The Virgin and Child with Saint Anne is an oil painting by Leonardo da Vinci depicting St Anne, her daughter the Virgin Mary and the infant Jesus.

Christ is shown grappling with a sacrificial lamb symbolizing his Passion as the Virgin tries to restrain him.

Leonardo's painting is at once both pleasing, calm yet confusing upon closer examination. The composition of the three figures is fairly tight, with the Virgin Mary clearly interacting actively with the infant Jesus. Upon closer examination of their positioning it is apparent that Mary is sitting on St Anne's lap. It is unclear what meaning this could have and what meaning Leonardo intended to project with that pose. There is no clear parallel in other works of art and women sitting in each other's lap are not a clear cultural or traditional reference that the viewer can relate to. Additionally, although the exact sizes of neither the Mother Virgin nor St Anne are known, it can be extrapolated from the painting that St Anne is a significantly larger person than Mary. This subtle yet perceptible distortion in size was utilized by Leonardo to emphasize the mother daughter relationship between the two women despite the apparent lack of visual cues to the greater age of St Anne that would otherwise identify her as the mother. The child is holding a lamb. We also see that Mary is staring into her child's eyes but St Anne is staring at Mary. As Mary is sitting on her lap and St Anne is staring at the Virgin Mary, Leonardo was maybe trying to point a message across about their relationship and personalities.

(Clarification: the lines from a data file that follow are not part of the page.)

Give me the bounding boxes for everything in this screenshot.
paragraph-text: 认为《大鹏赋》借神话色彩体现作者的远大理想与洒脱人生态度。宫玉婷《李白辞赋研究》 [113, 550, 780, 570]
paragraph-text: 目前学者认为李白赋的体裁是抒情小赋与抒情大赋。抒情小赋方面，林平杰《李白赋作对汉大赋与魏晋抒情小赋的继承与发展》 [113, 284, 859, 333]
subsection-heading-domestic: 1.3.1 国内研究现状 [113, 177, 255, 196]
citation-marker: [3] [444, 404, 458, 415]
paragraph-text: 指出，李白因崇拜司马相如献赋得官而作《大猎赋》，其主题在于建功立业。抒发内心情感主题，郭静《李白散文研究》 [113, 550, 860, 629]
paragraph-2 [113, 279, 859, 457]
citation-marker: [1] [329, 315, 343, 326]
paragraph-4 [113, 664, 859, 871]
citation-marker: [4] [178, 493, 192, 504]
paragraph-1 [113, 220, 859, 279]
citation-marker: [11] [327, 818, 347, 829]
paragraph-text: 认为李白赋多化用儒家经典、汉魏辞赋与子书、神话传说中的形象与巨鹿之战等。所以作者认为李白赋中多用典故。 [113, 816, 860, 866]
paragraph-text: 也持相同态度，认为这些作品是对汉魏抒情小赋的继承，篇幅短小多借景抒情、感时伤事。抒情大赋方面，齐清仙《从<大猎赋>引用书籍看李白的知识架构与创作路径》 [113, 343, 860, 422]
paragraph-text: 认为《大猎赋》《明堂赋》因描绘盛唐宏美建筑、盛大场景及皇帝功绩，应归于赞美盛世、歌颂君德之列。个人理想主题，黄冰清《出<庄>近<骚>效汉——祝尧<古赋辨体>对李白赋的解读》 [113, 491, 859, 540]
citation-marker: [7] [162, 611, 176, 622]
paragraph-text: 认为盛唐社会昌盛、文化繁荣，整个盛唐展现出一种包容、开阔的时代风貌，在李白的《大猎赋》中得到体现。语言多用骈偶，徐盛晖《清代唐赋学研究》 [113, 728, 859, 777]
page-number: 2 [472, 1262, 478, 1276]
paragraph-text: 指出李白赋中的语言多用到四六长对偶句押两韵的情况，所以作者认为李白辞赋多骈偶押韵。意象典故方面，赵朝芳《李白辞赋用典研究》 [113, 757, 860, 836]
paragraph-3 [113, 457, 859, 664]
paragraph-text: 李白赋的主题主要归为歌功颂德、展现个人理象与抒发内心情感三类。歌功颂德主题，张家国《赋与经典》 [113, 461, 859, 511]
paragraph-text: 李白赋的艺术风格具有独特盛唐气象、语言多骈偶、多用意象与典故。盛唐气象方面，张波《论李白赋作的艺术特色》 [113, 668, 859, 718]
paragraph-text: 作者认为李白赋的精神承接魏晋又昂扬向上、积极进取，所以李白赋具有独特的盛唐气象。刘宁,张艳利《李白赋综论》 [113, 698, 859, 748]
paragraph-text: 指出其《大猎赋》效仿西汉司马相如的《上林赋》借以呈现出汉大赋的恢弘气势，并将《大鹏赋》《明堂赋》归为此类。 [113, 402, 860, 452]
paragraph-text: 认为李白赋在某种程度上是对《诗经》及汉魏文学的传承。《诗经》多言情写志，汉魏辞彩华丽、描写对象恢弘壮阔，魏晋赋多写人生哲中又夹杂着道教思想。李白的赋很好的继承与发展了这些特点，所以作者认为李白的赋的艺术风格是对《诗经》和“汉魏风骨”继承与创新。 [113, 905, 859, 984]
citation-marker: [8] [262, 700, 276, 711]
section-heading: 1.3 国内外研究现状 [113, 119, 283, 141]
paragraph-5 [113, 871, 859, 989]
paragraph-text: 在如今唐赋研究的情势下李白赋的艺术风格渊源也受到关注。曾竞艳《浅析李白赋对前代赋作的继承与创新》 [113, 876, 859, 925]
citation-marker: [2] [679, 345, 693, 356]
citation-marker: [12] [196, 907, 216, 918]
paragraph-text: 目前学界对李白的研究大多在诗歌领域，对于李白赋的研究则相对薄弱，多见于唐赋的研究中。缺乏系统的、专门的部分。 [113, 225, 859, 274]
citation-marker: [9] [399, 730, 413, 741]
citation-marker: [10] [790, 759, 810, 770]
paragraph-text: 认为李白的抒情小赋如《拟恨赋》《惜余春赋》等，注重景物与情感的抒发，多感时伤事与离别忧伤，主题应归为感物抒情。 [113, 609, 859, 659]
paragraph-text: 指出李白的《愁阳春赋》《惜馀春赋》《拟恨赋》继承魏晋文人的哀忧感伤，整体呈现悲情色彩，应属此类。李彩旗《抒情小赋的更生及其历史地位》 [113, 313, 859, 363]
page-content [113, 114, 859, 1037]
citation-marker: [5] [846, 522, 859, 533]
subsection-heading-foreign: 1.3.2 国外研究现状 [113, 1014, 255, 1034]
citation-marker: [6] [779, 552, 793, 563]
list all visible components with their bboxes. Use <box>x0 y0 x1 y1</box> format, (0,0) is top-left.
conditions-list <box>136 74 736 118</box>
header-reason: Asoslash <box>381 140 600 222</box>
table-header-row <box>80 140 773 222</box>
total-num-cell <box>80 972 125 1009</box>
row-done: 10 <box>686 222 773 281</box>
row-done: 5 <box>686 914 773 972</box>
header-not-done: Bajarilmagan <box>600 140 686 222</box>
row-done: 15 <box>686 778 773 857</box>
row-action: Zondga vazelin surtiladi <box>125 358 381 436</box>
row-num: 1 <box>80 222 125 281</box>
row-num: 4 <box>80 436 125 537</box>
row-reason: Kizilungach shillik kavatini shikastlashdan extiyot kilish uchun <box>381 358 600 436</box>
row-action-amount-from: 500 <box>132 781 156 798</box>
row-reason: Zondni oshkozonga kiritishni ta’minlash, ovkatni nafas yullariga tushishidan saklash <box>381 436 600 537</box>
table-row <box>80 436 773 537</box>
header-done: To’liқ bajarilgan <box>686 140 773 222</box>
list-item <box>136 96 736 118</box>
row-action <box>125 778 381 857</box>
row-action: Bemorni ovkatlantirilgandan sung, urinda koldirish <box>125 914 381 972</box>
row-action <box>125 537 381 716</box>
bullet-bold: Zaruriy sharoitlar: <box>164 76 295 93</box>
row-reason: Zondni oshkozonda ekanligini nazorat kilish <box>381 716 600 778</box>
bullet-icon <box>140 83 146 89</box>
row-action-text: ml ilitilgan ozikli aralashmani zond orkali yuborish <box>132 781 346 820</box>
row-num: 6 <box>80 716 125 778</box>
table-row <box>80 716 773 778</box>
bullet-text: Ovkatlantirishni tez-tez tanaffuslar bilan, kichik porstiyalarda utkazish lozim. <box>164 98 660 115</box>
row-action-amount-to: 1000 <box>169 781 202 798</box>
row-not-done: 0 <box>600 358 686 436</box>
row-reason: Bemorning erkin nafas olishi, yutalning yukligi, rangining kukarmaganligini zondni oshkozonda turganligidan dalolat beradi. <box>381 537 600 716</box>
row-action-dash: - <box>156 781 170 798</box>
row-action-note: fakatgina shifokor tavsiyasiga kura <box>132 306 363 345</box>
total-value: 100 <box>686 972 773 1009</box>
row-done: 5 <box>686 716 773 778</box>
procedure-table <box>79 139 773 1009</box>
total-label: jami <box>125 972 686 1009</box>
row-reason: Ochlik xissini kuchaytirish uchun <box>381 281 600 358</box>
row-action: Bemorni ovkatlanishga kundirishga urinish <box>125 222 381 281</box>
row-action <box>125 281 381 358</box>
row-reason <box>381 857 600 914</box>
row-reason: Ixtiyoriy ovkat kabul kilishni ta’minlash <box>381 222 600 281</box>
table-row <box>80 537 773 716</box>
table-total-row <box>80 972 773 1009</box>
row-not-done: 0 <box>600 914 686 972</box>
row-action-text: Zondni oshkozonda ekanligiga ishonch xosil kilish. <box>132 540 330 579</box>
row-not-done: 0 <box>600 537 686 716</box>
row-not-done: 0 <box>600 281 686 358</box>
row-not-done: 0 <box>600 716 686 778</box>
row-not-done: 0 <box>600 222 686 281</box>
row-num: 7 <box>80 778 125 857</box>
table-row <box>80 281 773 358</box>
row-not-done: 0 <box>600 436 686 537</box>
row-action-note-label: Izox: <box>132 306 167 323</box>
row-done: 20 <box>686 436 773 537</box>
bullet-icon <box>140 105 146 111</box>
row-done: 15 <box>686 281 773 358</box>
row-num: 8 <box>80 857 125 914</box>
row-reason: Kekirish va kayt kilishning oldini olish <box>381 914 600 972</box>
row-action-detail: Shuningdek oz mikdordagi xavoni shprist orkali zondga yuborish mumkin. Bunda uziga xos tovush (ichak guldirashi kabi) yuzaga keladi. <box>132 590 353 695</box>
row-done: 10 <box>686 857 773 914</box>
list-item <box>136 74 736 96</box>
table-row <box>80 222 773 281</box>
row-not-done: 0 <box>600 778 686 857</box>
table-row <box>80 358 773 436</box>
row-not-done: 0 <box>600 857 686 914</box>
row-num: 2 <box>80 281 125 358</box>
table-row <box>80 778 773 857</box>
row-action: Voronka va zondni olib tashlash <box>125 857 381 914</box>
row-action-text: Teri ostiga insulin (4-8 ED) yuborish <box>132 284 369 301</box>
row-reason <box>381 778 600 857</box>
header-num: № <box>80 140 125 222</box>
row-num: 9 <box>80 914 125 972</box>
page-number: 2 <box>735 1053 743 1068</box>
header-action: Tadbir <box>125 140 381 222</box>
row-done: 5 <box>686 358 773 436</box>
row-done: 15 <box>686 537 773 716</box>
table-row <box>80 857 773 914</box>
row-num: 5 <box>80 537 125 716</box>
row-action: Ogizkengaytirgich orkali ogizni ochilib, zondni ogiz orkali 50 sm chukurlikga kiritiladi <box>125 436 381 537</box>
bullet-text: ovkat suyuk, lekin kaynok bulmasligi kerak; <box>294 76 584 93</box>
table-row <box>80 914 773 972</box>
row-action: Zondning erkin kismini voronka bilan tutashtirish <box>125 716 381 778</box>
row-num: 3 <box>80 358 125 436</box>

The "vulture" identified by Freud

Sigmund Freud undertook a psychoanalytic examination of Leonardo in his essay Leonardo da Vinci, A Memory of His Childhood. According to Freud, the Virgin's garment reveals a vulture when viewed sideways. Freud claimed that this was a manifestation of a "passive homosexual" childhood fantasy that Leonardo wrote about in the Codex Atlanticus, in which he recounts being attacked as an infant in his crib by the tail of a vulture. Freud translated the passage thus:"It seems that I was always destined to be so deeply concerned with vultures—for I recall as one of my very earliest memories that while I was in my cradle a vulture came down to me, and opened my mouth with its tail, and struck me many times with its tail against my lips."

Unfortunately for Freud, the word 'vulture' was a mistranslation by the German translator of the Codex and the bird that Leonardo imagined was in fact a kite, a bird of prey which is also occasionally a scavenger. This disappointed Freud because, as he confessed to Lou Andreas-Salomé, he regarded Leonardo as 'the only beautiful thing I have ever written'. Some Freudian scholars have, however, made attempts to repair the theory by incorporating the kite.

Another theory proposed by Freud attempts to explain Leonardo's fondness of depicting the Virgin Mary with St Anne. Leonardo, was raised by his blood mother initially before being 'adopted' by the wife of his father Ser Piero. The idea of depicting the Mother of God with her own mother was therefore particularly close to Leonardo's heart, because he, in a sense, had 'two mothers' himself.